1945 yılında Şanlıurfa'da, memur bir babanın çocuğu olarak dünyaya geldi. Ankara’da Yüksek Gazetecilik Okulu’ndan mezun olduktan sonra 1974’te foto muhabiri olarak işe başladı. Daha sonra polis muhabirliği, parlamento muhabirliği yaptı. 1978’de Günaydın Gazetesi'ne geçti.

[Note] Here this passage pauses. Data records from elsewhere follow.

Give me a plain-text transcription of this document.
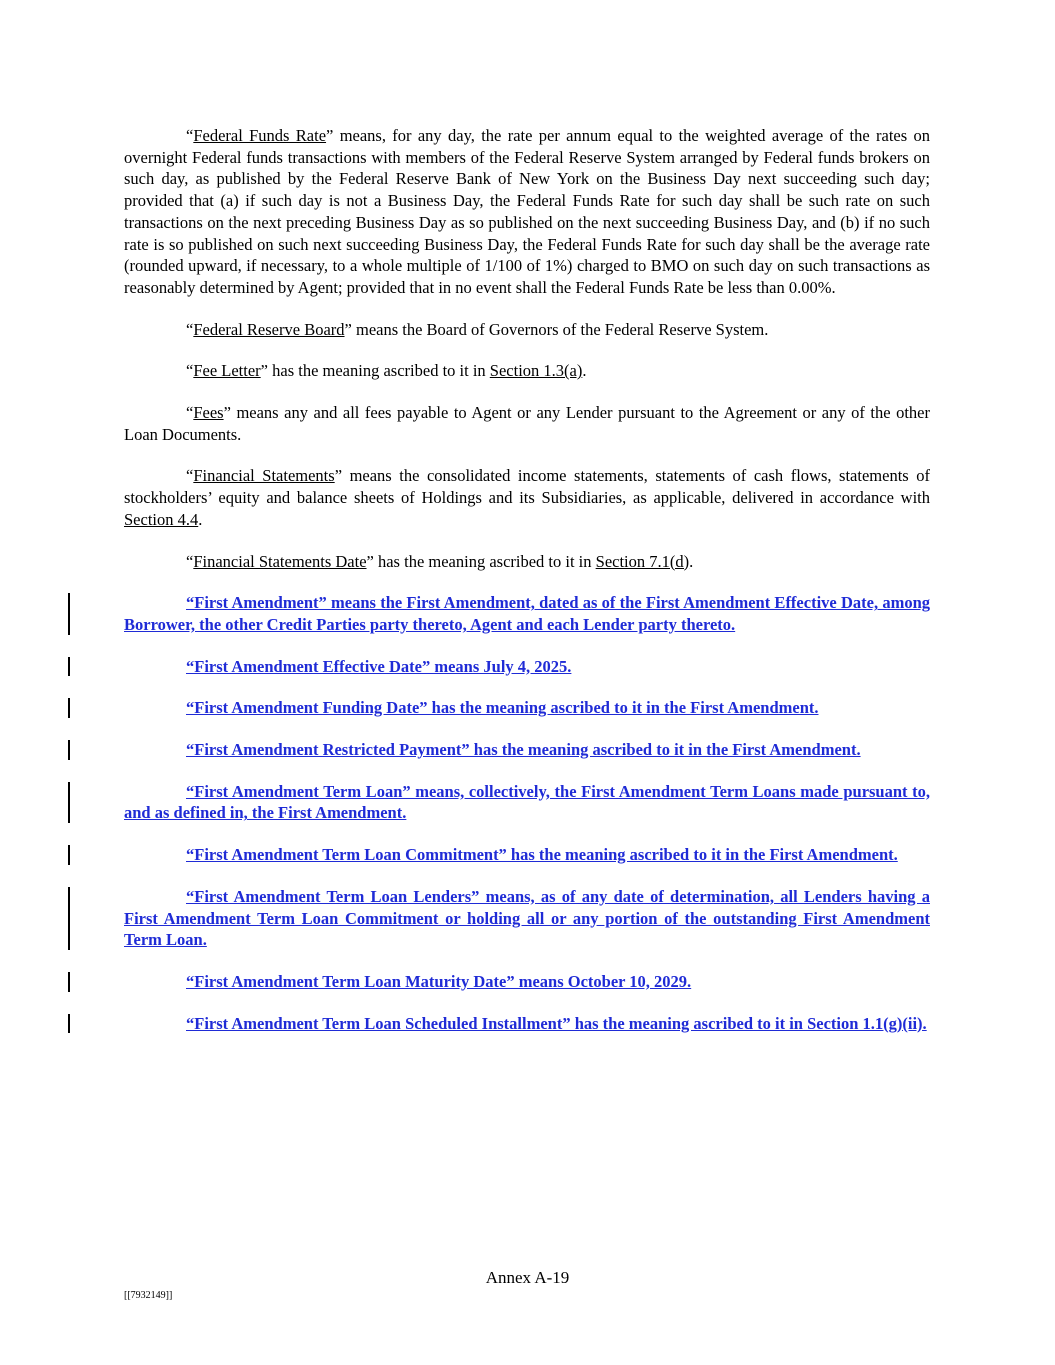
“Federal Funds Rate” means, for any day, the rate per annum equal to the weighted average of the rates on overnight Federal funds transactions with members of the Federal Reserve System arranged by Federal funds brokers on such day, as published by the Federal Reserve Bank of New York on the Business Day next succeeding such day; provided that (a) if such day is not a Business Day, the Federal Funds Rate for such day shall be such rate on such transactions on the next preceding Business Day as so published on the next succeeding Business Day, and (b) if no such rate is so published on such next succeeding Business Day, the Federal Funds Rate for such day shall be the average rate (rounded upward, if necessary, to a whole multiple of 1/100 of 1%) charged to BMO on such day on such transactions as reasonably determined by Agent; provided that in no event shall the Federal Funds Rate be less than 0.00%.

“Federal Reserve Board” means the Board of Governors of the Federal Reserve System.

“Fee Letter” has the meaning ascribed to it in Section 1.3(a).

“Fees” means any and all fees payable to Agent or any Lender pursuant to the Agreement or any of the other Loan Documents.

“Financial Statements” means the consolidated income statements, statements of cash flows, statements of stockholders’ equity and balance sheets of Holdings and its Subsidiaries, as applicable, delivered in accordance with Section 4.4.

“Financial Statements Date” has the meaning ascribed to it in Section 7.1(d).

“First Amendment” means the First Amendment, dated as of the First Amendment Effective Date, among Borrower, the other Credit Parties party thereto, Agent and each Lender party thereto.

“First Amendment Effective Date” means July 4, 2025.

“First Amendment Funding Date” has the meaning ascribed to it in the First Amendment.

“First Amendment Restricted Payment” has the meaning ascribed to it in the First Amendment.

“First Amendment Term Loan” means, collectively, the First Amendment Term Loans made pursuant to, and as defined in, the First Amendment.

“First Amendment Term Loan Commitment” has the meaning ascribed to it in the First Amendment.

“First Amendment Term Loan Lenders” means, as of any date of determination, all Lenders having a First Amendment Term Loan Commitment or holding all or any portion of the outstanding First Amendment Term Loan.

“First Amendment Term Loan Maturity Date” means October 10, 2029.

“First Amendment Term Loan Scheduled Installment” has the meaning ascribed to it in Section 1.1(g)(ii).

Annex A-19
[[7932149]]
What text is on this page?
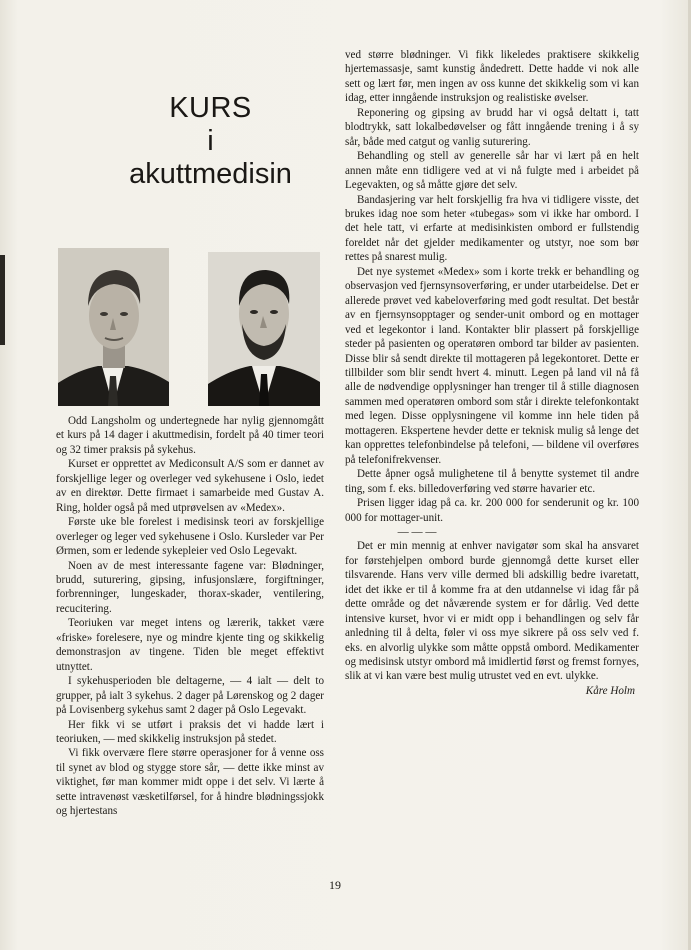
KURS
i
akuttmedisin

Odd Langsholm og undertegnede har nylig gjennomgått et kurs på 14 dager i akuttmedisin, fordelt på 40 timer teori og 32 timer praksis på sykehus.

Kurset er opprettet av Mediconsult A/S som er dannet av forskjellige leger og overleger ved sykehusene i Oslo, iedet av en direktør. Dette firmaet i samarbeide med Gustav A. Ring, holder også på med utprøvelsen av «Medex».

Første uke ble forelest i medisinsk teori av forskjellige overleger og leger ved sykehusene i Oslo. Kursleder var Per Ørmen, som er ledende sykepleier ved Oslo Legevakt.

Noen av de mest interessante fagene var: Blødninger, brudd, suturering, gipsing, infusjonslære, forgiftninger, forbrenninger, lungeskader, thorax-skader, ventilering, recucitering.

Teoriuken var meget intens og lærerik, takket være «friske» forelesere, nye og mindre kjente ting og skikkelig demonstrasjon av tingene. Tiden ble meget effektivt utnyttet.

I sykehusperioden ble deltagerne, — 4 ialt — delt to grupper, på ialt 3 sykehus. 2 dager på Lørenskog og 2 dager på Lovisenberg sykehus samt 2 dager på Oslo Legevakt.

Her fikk vi se utført i praksis det vi hadde lært i teoriuken, — med skikkelig instruksjon på stedet.

Vi fikk overvære flere større operasjoner for å venne oss til synet av blod og stygge store sår, — dette ikke minst av viktighet, før man kommer midt oppe i det selv. Vi lærte å sette intravenøst væsketilførsel, for å hindre blødningssjokk og hjertestans

ved større blødninger. Vi fikk likeledes praktisere skikkelig hjertemassasje, samt kunstig åndedrett. Dette hadde vi nok alle sett og lært før, men ingen av oss kunne det skikkelig som vi kan idag, etter inngående instruksjon og realistiske øvelser.

Reponering og gipsing av brudd har vi også deltatt i, tatt blodtrykk, satt lokalbedøvelser og fått inngående trening i å sy sår, både med catgut og vanlig suturering.

Behandling og stell av generelle sår har vi lært på en helt annen måte enn tidligere ved at vi nå fulgte med i arbeidet på Legevakten, og så måtte gjøre det selv.

Bandasjering var helt forskjellig fra hva vi tidligere visste, det brukes idag noe som heter «tubegas» som vi ikke har ombord. I det hele tatt, vi erfarte at medisinkisten ombord er fullstendig foreldet når det gjelder medikamenter og utstyr, noe som bør rettes på snarest mulig.

Det nye systemet «Medex» som i korte trekk er behandling og observasjon ved fjernsynsoverføring, er under utarbeidelse. Det er allerede prøvet ved kabeloverføring med godt resultat. Det består av en fjernsynsopptager og sender-unit ombord og en mottager ved et legekontor i land. Kontakter blir plassert på forskjellige steder på pasienten og operatøren ombord tar bilder av pasienten. Disse blir så sendt direkte til mottageren på legekontoret. Dette er tillbilder som blir sendt hvert 4. minutt. Legen på land vil nå få alle de nødvendige opplysninger han trenger til å stille diagnosen sammen med operatøren ombord som står i direkte telefonkontakt med legen. Disse opplysningene vil komme inn hele tiden på mottageren. Ekspertene hevder dette er teknisk mulig så lenge det kan opprettes telefonbindelse på telefoni, — bildene vil overføres på telefonifrekvenser.

Dette åpner også mulighetene til å benytte systemet til andre ting, som f. eks. billedoverføring ved større havarier etc.

Prisen ligger idag på ca. kr. 200 000 for senderunit og kr. 100 000 for mottager-unit.

— — —

Det er min mennig at enhver navigatør som skal ha ansvaret for førstehjelpen ombord burde gjennomgå dette kurset eller tilsvarende. Hans verv ville dermed bli adskillig bedre ivaretatt, idet det ikke er til å komme fra at den utdannelse vi idag får på dette område og det nåværende system er for dårlig. Ved dette intensive kurset, hvor vi er midt opp i behandlingen og selv får anledning til å delta, føler vi oss mye sikrere på oss selv ved f. eks. en alvorlig ulykke som måtte oppstå ombord. Medikamenter og medisinsk utstyr ombord må imidlertid først og fremst fornyes, slik at vi kan være best mulig utrustet ved en evt. ulykke.

Kåre Holm

19
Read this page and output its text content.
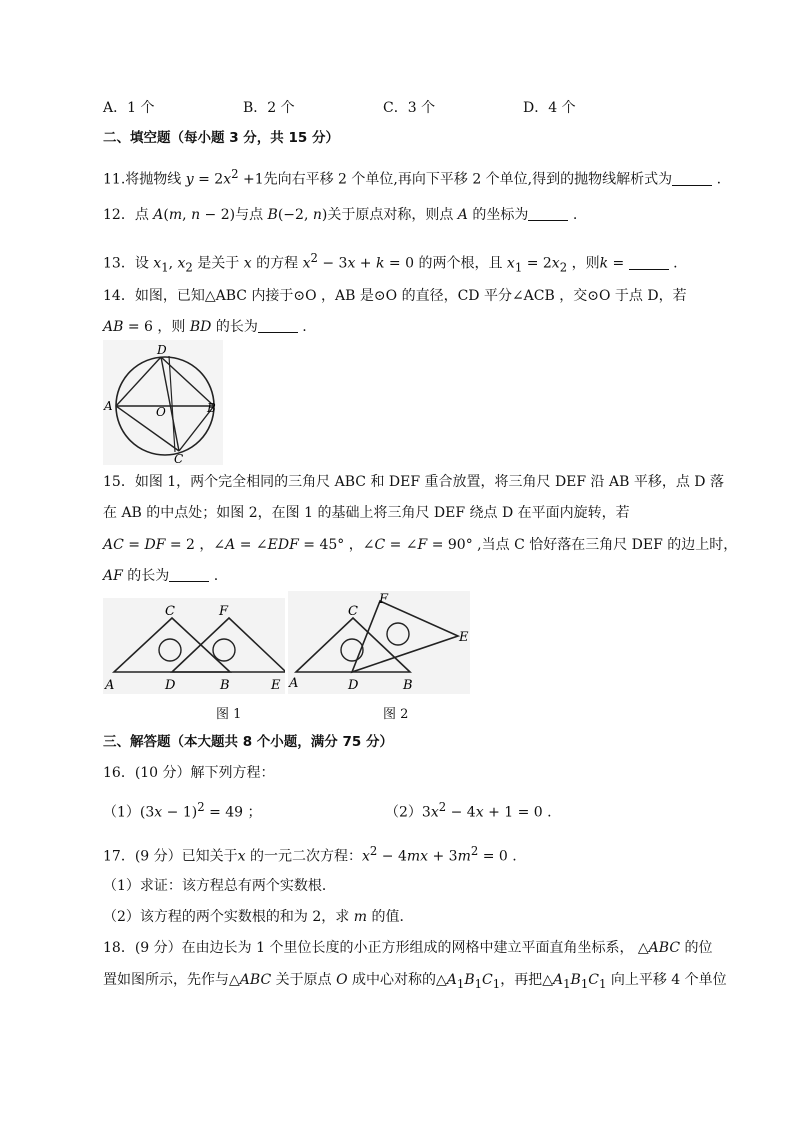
A．1 个	B．2 个	C．3 个	D．4 个
二、填空题（每小题 3 分，共 15 分）
11.将抛物线 $y = 2x^2 +1$先向右平移 2 个单位,再向下平移 2 个单位,得到的抛物线解析式为	.
12．点 A(m, n − 2)与点 B(−2, n)关于原点对称，则点 A 的坐标为	.
13．设 $x_1$, $x_2$ 是关于 x 的方程 $x^2 - 3x + k = 0$ 的两个根，且 $x_1 = 2x_2$ ，则k =	.
14．如图，已知△ABC 内接于⊙O ，AB 是⊙O 的直径，CD 平分∠ACB ，交⊙O 于点 D，若
AB = 6 ，则 BD 的长为	.
D
A	O	B
C
15．如图 1，两个完全相同的三角尺 ABC 和 DEF 重合放置，将三角尺 DEF 沿 AB 平移，点 D 落
在 AB 的中点处；如图 2，在图 1 的基础上将三角尺 DEF 绕点 D 在平面内旋转，若
AC = DF = 2 ，∠A = ∠EDF = 45° ，∠C = ∠F = 90° ,当点 C 恰好落在三角尺 DEF 的边上时，
AF 的长为	.
C	F
A	D	B	E
图 1
C
F
E
A	D	B
图 2
三、解答题（本大题共 8 个小题，满分 75 分）
16．(10 分）解下列方程：
$(1)(3x - 1)^2 = 49$ ；	$(2)3x^2 - 4x + 1 = 0$ .
17．(9 分）已知关于x 的一元二次方程：$x^2 - 4mx + 3m^2 = 0$ .
（1）求证：该方程总有两个实数根．
（2）该方程的两个实数根的和为 2，求 m 的值．
18．(9 分）在由边长为 1 个里位长度的小正方形组成的网格中建立平面直角坐标系， △ABC 的位
置如图所示，先作与△ABC 关于原点 O 成中心对称的$\triangle A_1B_1C_1$，再把$\triangle A_1B_1C_1$ 向上平移 4 个单位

Köşesinin adı Dokuzuncu Köy’dü. 1987’de Sabah Gazetesi'nde Onuncu Köy başlıklı köşesini yazmaya başladı. 1993'teHürriyet Gazetesi'nde geçti. Şu ana kadar yayımlanmış 4 adet kitabı bulunmaktadır: "Dövlet", "Avukatımı İstiyorum", "Pako'ya Mektuplar" ve "Ben Pako". Köpeği Pako’nun adıyla kaleme aldığı yazılar yayımlanmıştır. TRT'de yayımlanan "Pako’ya Mektuplar" adlı dizi başta BBC olmak üzere altı AB ülkesi televizyonu tarafından satın alınmıştır. Hayvansever kişiliğiyle de bilinen yazar; keman çalabilmektedir, bir doğa ve deniz tutkunudur. Yaz ayları Ayvalık'ın Cunda Adası'nda ikâmet etmektedir.
Bekir Coşkun, 9 Eylül 2009 tarihi itibarıyla Hürriyet Gazetesi'den ayrılmıştır. Bekir Coşkun, 25 Eylül 2009 tarihi itibarıyla HaberTürk gazetesinde yazılarına başlamıştır.
2010 yılında Cumhuriyet gazetesiyle anlaşan Coşkun, 14 Mart 2014'te Sözcü'deki ilk yazısını yazdı.
2017 yılı Ekim ayında kanser tedavisi nedeniyle yazılarına ara veren Bekir Coşkun, o tarihten bu yana sağlığı el verdiği sürece Sözcü gazetesindeki köşesinden okurlarıyla buluşmayı sürdürüyordu.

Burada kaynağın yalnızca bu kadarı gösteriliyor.